Elvis Costello, who appeared in Value City Arena last night before headliner Bob Dylan, might have seemed oddly paired with the unstoppable icon of the 1960s. Then again, if Dylan is the most significant songwriter of his time, Costello is arguably the best of his own generation.
Like Dylan, Costello has followed the dictates of his songwriting muse, investigating the requirements of the song at hand, regardless of the relevance of its content. For Dylan, that meant addressing the topical issues of the early 1960s in the style of the folk music "broadsides" created by his hero Woody Guthrie decades before; for Costello, it entailed writing in the punk-rock style that was the most vital rock ‘n’ roll expression during the late 1970s.
It’s not hard to imagine that if Costello had worked during the early 1960s, his work would have mirrored Dylan’s. Conversely, Dylan might have been a punk-rock star if he was born about 20 years later.
But like Dylan, Costello has never remained in one place for very long, moving restlessly from style to style, generally ahead of the pack, though he has sometimes been placed in the driver’s seat.
For the older man, that happened first in the early 1960s when he was labeled a protest singer after writing tunes such as "Blowin’ In The Wind." None of those songs were heard last night, though Dylan has revisited them over the years, according to his whim. Interestingly, Costello picked up the slack with several pointed and deeply moving anti-war songs.
Instead, Dylan allowed the meat of his program to wax more philosophical. Observations of the human malaise that has led to conflicts such as the war in Iraq were addressed obliquely in songs such as "All Along The Watchtower" and "Ain’t Talkin’." Both were highlights of the evening, Dylan delivering their fantastical narratives with a gravelly mystery that was echoed by his five-piece backing band’s dense and churning accompaniment. "Ballad Of A Thin Man"’s odd but compelling scenario was cloaked in a deliciously dark arrangement.
But the newer, more ambiguous songs worked best last night. "Things Have Changed," Dylan’s Oscar-winning soundtrack tune from the film Wonder Boys, was unsettling.
Since the mid-1960s Dylan has revitalized his back catalogue, constantly reinventing ubiquitous songs that lesser artists would have shied from revisiting. But last night, the often a-melodic vocal shorthand the singer applied to tunes such as "Just Like Tom Thumb Blues" and "Rainy Day Women No. 12 & 35," was easily eclipsed by the stellar blues rock of Dylan’s crack band.

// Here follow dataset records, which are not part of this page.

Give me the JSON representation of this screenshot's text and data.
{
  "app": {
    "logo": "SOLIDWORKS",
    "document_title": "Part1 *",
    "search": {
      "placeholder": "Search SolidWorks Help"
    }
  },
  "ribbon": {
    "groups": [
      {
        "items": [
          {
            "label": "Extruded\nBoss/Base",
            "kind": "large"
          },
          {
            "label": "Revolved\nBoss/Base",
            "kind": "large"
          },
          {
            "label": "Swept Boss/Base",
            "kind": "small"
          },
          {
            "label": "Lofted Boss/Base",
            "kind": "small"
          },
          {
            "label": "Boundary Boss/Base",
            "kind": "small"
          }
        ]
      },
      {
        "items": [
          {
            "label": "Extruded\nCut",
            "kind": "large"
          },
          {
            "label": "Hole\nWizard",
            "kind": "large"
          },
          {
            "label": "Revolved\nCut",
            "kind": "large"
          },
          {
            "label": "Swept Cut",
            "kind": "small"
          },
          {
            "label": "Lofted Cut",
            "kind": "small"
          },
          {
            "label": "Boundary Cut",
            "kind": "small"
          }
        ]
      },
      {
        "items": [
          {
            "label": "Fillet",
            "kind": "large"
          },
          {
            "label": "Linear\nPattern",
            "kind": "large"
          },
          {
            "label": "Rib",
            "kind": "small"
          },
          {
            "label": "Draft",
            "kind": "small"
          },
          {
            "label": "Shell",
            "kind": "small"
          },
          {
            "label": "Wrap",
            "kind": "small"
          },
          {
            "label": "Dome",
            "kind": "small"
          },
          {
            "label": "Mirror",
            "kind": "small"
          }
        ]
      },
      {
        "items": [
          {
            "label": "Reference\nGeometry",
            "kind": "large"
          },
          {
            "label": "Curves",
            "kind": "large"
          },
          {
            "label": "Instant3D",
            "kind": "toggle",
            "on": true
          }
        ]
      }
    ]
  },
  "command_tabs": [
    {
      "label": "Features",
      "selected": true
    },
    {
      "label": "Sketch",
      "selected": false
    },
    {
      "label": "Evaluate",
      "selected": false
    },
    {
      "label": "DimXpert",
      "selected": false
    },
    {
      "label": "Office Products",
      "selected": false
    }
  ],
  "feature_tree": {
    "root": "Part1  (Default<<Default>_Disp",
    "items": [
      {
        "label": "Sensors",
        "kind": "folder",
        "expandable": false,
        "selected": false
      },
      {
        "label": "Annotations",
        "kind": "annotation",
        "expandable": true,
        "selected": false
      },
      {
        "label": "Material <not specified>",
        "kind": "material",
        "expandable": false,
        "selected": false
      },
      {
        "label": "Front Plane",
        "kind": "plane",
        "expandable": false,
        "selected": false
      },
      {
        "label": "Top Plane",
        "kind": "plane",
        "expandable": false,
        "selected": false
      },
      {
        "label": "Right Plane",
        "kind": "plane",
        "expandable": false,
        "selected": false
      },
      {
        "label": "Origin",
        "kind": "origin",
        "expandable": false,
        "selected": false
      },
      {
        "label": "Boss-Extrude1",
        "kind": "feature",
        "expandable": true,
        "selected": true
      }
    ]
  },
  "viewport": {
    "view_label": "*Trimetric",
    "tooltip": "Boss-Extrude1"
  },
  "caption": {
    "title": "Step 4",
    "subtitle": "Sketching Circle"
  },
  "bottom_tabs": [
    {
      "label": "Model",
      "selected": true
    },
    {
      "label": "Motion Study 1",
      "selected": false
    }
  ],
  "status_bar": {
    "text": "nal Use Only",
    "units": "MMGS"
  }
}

More interesting were the breadth of styles and emotional tone the singer covered with selections such as the kitschy, comical "Spirit On The Water," the enigmatic ode to "Everyman Workingman’s Blues #2" and the swing of "Summer Days."
Costello’s set was more pointed. The singer also was much more engaged with the audience. For all their similarities, Dylan and Costello have addressed the world oppositely in their work. Dylan’s constant avoidance of the press and the enigmatic nature of some of his best songs have defined him as a cultural outsider, while his art has offered an uncommon examination of humanity that continues in live performances such as last night’s.
Costello’s approach has been both direct, as in last night’s "From Sulfur To Sugar Cane" and the new song "Down Among The Wines And Spirits," and — sometimes painfully — entrenched in human emotion as with the effusive "Either Side Of The Same Town."
From the first, Costello displayed both a respect for and détente with material from his earliest, punk-rock days, performing smashing versions of "(The Angels Wanna Wear My) Red Shoes" and "Radio Sweetheart" as well as a sweet Alison accompanied only by his sometimes-abrasive and over-amplified acoustic guitar.
He covered his pop period ably with "Veronica" and the political side with a rousing reading of "What’s So Funny About Peace Love And Understanding" and a devastating closer, "The Scarlet Tide." The song, co-authored with T-Bone Burnett for the Civil War film Cold Mountain, was an commentary on war in general and the current conflict in Iraq.
Amos Lee and his band opened with a short set of gospel- and blues-influenced rock.